How does Dataiku handle scheduling of containers
jax79sg
Registered Posts: 25 ✭✭✭✭
Hi,
Say i have a Dataiku pipeline and there are 3 nodes running in parallel in the pipeline. Each node is performing some actions that requires a GPU each, this node is performed by submitting as a container job to Kubernetes cluster.
Now while the nodes are initializing, one of them gets a FailedScheduling from Kubernetes cluster due to lack of GPU resources, can i configure Dataiku such that the pipeline doesn't fails? Rather, i would want the job in this node to be queued and somehow allow the user to see that this is happening.
Thank you.
Regards,
Jax
Say i have a Dataiku pipeline and there are 3 nodes running in parallel in the pipeline. Each node is performing some actions that requires a GPU each, this node is performed by submitting as a container job to Kubernetes cluster.
Now while the nodes are initializing, one of them gets a FailedScheduling from Kubernetes cluster due to lack of GPU resources, can i configure Dataiku such that the pipeline doesn't fails? Rather, i would want the job in this node to be queued and somehow allow the user to see that this is happening.
Thank you.
Regards,
Jax
Tagged:
Answers
-
Hi,
There is a way to add limitations on parallel jobs in DSS.
If you check in Administration > Settings > Flow build:
In the additional limits, you can add a limit for tag/gpu to 2 for instance.

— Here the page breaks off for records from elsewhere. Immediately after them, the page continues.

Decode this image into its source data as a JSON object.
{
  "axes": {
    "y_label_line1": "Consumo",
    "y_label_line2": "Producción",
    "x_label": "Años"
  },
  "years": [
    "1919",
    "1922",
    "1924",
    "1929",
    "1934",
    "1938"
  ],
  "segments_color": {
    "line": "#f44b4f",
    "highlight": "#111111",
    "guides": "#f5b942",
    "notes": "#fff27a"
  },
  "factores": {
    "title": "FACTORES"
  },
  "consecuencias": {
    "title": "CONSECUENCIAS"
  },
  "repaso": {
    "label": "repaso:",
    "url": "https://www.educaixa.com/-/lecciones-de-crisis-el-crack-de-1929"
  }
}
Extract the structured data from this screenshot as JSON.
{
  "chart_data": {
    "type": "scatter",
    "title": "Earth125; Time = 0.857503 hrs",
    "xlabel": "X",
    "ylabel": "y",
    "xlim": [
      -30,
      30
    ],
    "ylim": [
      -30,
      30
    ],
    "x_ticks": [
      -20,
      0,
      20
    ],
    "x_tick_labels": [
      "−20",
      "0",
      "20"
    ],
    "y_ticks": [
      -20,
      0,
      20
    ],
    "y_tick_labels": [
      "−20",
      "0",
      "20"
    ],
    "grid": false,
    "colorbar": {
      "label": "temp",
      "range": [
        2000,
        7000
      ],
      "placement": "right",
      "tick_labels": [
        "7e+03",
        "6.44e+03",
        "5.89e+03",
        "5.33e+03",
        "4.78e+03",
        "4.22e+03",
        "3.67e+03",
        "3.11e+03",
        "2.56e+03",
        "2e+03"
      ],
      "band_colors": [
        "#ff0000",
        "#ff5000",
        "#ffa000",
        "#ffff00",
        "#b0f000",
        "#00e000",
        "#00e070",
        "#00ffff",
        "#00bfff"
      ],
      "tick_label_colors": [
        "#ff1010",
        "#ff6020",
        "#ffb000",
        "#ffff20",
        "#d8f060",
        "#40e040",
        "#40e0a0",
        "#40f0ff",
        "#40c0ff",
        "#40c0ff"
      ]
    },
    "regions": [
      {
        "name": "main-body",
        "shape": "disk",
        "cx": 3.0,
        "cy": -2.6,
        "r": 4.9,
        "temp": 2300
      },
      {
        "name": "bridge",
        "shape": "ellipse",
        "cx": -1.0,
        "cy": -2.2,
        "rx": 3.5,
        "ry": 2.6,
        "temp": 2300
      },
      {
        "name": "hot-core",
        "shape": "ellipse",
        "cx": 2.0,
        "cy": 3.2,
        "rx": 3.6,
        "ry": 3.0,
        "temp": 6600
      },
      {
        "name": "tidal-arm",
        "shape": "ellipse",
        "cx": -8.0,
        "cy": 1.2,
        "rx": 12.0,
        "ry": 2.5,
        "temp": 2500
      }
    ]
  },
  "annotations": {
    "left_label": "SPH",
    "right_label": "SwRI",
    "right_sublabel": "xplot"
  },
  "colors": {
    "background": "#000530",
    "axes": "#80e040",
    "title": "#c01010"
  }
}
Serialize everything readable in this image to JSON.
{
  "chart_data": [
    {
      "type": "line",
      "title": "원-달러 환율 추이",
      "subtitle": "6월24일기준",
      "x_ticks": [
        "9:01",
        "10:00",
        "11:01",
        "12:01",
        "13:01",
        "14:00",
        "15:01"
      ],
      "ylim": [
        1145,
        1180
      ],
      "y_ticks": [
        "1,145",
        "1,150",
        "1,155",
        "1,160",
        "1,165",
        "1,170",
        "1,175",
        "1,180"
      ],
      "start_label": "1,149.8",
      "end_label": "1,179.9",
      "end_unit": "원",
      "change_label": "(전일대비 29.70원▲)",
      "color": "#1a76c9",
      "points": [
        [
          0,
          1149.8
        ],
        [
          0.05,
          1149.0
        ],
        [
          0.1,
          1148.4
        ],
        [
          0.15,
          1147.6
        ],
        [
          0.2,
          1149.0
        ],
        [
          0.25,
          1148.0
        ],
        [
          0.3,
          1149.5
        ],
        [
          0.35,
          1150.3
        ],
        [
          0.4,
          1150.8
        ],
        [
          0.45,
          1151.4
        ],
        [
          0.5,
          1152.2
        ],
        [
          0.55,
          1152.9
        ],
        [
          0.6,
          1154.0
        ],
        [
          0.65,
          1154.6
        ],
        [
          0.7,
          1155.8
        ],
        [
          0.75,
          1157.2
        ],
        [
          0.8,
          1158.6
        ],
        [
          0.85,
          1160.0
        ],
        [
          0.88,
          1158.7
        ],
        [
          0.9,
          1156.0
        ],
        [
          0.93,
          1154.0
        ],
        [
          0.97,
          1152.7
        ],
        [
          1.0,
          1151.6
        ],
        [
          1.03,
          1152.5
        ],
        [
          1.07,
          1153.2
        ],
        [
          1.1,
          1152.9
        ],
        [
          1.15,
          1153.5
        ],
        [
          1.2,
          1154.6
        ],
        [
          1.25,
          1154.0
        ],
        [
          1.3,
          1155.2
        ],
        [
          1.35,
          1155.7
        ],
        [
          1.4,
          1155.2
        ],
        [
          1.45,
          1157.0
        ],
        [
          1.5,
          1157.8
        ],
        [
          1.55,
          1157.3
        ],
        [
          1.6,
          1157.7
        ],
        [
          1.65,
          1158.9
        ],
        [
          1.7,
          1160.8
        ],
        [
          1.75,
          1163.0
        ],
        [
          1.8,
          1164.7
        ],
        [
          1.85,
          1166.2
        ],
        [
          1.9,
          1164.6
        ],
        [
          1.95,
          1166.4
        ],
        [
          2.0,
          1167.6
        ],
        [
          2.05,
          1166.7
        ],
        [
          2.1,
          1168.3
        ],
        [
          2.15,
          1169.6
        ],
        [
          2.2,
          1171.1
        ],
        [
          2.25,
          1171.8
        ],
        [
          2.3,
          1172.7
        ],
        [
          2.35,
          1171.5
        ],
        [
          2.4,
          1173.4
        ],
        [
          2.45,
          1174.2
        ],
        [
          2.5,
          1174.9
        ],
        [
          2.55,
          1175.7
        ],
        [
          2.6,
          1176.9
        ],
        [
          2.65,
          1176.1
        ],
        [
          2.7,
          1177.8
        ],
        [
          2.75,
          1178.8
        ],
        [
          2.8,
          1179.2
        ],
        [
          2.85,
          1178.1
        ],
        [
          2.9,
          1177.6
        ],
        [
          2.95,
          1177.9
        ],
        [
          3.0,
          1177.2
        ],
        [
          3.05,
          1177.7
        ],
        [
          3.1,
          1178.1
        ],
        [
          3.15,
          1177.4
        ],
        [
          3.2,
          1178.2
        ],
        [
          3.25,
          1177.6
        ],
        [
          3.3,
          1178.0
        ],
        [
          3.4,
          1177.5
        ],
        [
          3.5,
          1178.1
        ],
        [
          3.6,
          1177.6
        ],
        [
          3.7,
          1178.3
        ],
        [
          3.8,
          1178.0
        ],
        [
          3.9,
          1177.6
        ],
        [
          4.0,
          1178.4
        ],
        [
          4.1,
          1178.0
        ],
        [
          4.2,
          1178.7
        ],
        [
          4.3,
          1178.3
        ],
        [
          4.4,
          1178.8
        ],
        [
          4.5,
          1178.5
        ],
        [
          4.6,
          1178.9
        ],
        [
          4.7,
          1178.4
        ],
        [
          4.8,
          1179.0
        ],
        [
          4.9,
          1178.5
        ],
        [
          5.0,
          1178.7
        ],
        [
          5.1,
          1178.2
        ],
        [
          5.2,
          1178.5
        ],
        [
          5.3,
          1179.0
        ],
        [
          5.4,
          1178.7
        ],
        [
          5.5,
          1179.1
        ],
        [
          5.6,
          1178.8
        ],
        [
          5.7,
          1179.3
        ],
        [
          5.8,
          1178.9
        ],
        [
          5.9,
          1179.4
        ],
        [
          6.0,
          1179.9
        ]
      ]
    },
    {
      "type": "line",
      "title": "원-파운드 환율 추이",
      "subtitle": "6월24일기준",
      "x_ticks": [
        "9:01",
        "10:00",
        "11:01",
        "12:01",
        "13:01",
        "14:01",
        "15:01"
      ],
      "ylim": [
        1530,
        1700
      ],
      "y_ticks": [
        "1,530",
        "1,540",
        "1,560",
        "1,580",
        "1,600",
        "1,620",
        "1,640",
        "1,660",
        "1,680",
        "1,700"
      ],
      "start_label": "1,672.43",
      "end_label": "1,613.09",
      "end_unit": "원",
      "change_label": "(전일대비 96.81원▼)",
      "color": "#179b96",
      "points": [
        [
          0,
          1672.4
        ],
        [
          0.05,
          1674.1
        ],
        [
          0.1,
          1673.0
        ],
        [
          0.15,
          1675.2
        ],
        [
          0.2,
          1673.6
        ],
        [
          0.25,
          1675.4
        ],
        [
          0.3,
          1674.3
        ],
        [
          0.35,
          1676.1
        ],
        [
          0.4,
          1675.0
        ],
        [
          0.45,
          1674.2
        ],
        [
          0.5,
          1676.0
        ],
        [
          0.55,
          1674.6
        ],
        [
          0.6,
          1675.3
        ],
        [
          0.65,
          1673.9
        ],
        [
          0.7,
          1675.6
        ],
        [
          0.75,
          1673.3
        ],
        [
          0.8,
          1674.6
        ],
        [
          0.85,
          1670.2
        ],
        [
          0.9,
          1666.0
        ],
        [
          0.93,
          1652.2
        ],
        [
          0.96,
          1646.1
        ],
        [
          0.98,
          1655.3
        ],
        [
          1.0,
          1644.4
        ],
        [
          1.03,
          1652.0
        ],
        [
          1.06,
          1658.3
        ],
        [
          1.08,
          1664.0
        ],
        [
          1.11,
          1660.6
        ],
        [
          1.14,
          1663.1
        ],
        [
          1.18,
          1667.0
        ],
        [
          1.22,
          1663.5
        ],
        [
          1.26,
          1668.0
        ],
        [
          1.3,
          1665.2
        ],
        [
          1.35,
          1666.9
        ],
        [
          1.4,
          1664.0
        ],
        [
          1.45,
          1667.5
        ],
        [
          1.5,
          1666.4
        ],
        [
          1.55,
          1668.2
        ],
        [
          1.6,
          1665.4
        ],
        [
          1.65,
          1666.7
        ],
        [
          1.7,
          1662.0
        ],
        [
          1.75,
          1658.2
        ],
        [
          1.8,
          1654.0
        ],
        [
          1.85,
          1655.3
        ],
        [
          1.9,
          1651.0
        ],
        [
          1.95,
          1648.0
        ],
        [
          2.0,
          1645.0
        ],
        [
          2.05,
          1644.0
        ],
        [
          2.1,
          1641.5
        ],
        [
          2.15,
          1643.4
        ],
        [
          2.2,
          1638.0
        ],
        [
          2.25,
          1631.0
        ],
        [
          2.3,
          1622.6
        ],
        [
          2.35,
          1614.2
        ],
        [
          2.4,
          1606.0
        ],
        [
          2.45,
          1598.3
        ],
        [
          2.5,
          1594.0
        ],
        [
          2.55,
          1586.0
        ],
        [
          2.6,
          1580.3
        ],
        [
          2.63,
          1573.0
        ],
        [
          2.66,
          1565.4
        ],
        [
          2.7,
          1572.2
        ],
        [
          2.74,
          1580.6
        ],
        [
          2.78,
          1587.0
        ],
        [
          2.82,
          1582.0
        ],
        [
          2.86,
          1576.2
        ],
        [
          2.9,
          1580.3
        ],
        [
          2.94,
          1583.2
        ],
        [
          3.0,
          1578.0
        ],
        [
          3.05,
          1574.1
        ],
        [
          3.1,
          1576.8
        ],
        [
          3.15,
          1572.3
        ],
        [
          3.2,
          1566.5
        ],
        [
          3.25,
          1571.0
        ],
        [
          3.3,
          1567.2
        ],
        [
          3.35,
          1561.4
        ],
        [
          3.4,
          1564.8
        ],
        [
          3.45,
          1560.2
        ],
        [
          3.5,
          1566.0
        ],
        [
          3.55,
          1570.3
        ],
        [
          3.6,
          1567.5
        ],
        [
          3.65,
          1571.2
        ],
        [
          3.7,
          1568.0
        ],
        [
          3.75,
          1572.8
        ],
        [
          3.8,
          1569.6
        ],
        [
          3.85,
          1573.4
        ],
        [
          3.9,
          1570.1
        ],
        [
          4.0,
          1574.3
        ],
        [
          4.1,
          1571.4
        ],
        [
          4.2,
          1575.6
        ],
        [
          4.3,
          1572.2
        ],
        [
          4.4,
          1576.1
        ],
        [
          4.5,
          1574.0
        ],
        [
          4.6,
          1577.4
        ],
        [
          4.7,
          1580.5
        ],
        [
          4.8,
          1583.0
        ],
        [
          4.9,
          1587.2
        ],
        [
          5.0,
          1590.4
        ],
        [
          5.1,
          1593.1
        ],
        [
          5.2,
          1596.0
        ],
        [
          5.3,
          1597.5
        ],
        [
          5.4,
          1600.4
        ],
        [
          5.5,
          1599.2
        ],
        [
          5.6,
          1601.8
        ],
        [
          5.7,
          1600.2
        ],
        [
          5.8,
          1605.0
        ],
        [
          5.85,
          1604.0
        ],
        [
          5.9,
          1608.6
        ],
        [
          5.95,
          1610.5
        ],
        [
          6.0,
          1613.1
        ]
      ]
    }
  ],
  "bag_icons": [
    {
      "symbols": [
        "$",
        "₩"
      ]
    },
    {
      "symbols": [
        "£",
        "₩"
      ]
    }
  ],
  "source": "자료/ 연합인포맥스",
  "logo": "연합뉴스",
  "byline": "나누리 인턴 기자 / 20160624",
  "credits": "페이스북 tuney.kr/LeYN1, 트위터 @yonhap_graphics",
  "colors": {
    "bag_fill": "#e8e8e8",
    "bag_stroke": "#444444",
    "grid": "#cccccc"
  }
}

Then on the recipes from the flow, you can add the gpu tag on the recipes using gpus.If you do that, it would mean that you can't start more than 2 recipes using gpus at the same time in DSS.
Matt
-
Hi,
Is there a way to start and queue it? Or the user will need to try and retry till a GPU is made available?
Thank you.
Regards,
Kah Siong -
We don't have "add to queue" functionality but if you set these additionals limits in the settings and you start the job, it will be in a waiting mode and it's going to start only when it's ready: meaning less than X recipes are currently running with the tag parameters.
-
Actually, a second option would be to add several steps in the scenario to build each dataset sequentially. In a scenario each steps are running one after another so you can control in which order you want to update the full pipeline.